Christ Taken Down from the Cross Stained Glass, Anglican Cathedral, Harare, Zimbabwe.
Photo by Ross Dunn
Religion and science. As people throughout the world encountered one another’s beliefs and values, the deepest ideas about the meaning of life have been challenged. All religions have rethought their relationships to other religions and to the secular and scientific traditions of the twentieth century. Many small, localized belief systems have died out. Major religions have also been transformed. For example, Christian music today owes a huge debt to African and African American musical traditions. Increased literacy and mass communication have helped some faiths to expand to new areas and to generate renewed commitments among their faithful. Modern media have enhanced the Pope’s authority and prestige among Roman Catholics, and the pilgrimage to Mecca is now accessible to millions of Muslims, who fly to the sacred sites in Saudi Arabia from around the world.
But even as religion plays a large role in our world, so too does science. Beginning in Big Era Seven, modern science presented a formidable challenge to religious faith.
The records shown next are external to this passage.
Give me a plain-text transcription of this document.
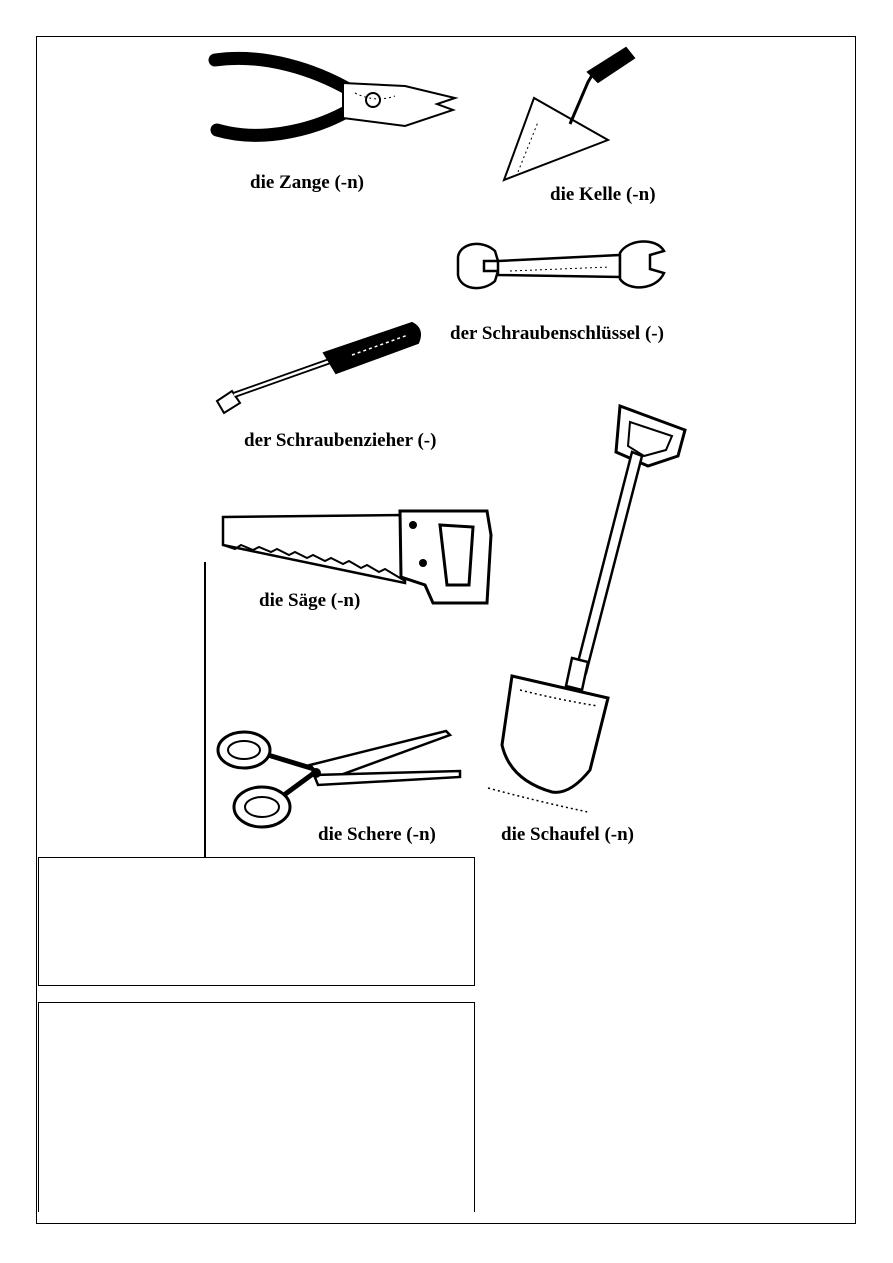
die Zange (-n)
die Kelle (-n)
der Schraubenschlüssel (-)
der Schraubenzieher (-)
die Säge (-n)
die Schaufel (-n)
die Schere (-n)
The prestige of modern science derives from its universality. For all its achievements, however, science remains a rapidly evolving tradition. In Big Era Nine, fundamental new ideas, or “paradigms,” emerged in several crucial disciplines, including cosmology, nuclear physics, biology, and geology. In cosmology, the “Big Bang Theory” provided an explanation of the origins of the universe. Physicists have gained deep understanding of the nature of sub-atomic particles. Biologists now grasp the role of DNA in evolutionary change. In geology, the theory of plate tectonics has provided a platform for new understanding of the development and evolution of life. As a result, scientific explanations of long-term cosmological, geological, and biological change have become increasingly well established.
The successes of science have also led to new problems. The biotechnological revolution gave scientists the ability to manipulate genes and, in principle, to clone (make genetic duplicates of) animals, including human beings. Should such techniques be used? What might the consequences be? Should humans tinker with life and death in such fundamental ways? Similarly, the spectacular power humans now have over the environment poses new challenges. Should we restrain our consumption to save the environment, even if this means reducing living standards in wealthier countries and slowing, rather than speeding up, the development of poorer countries? Is it legitimate for any country to arm itself with nuclear weapons whose release would spell disaster for everyone?
Big Era Nine has been an era of staggering change and has left us with more questions than answers. Perhaps the most important question is whether or not humans will succeed at managing a global system that, as the twenty-first century moves ahead, is both complex and fragile.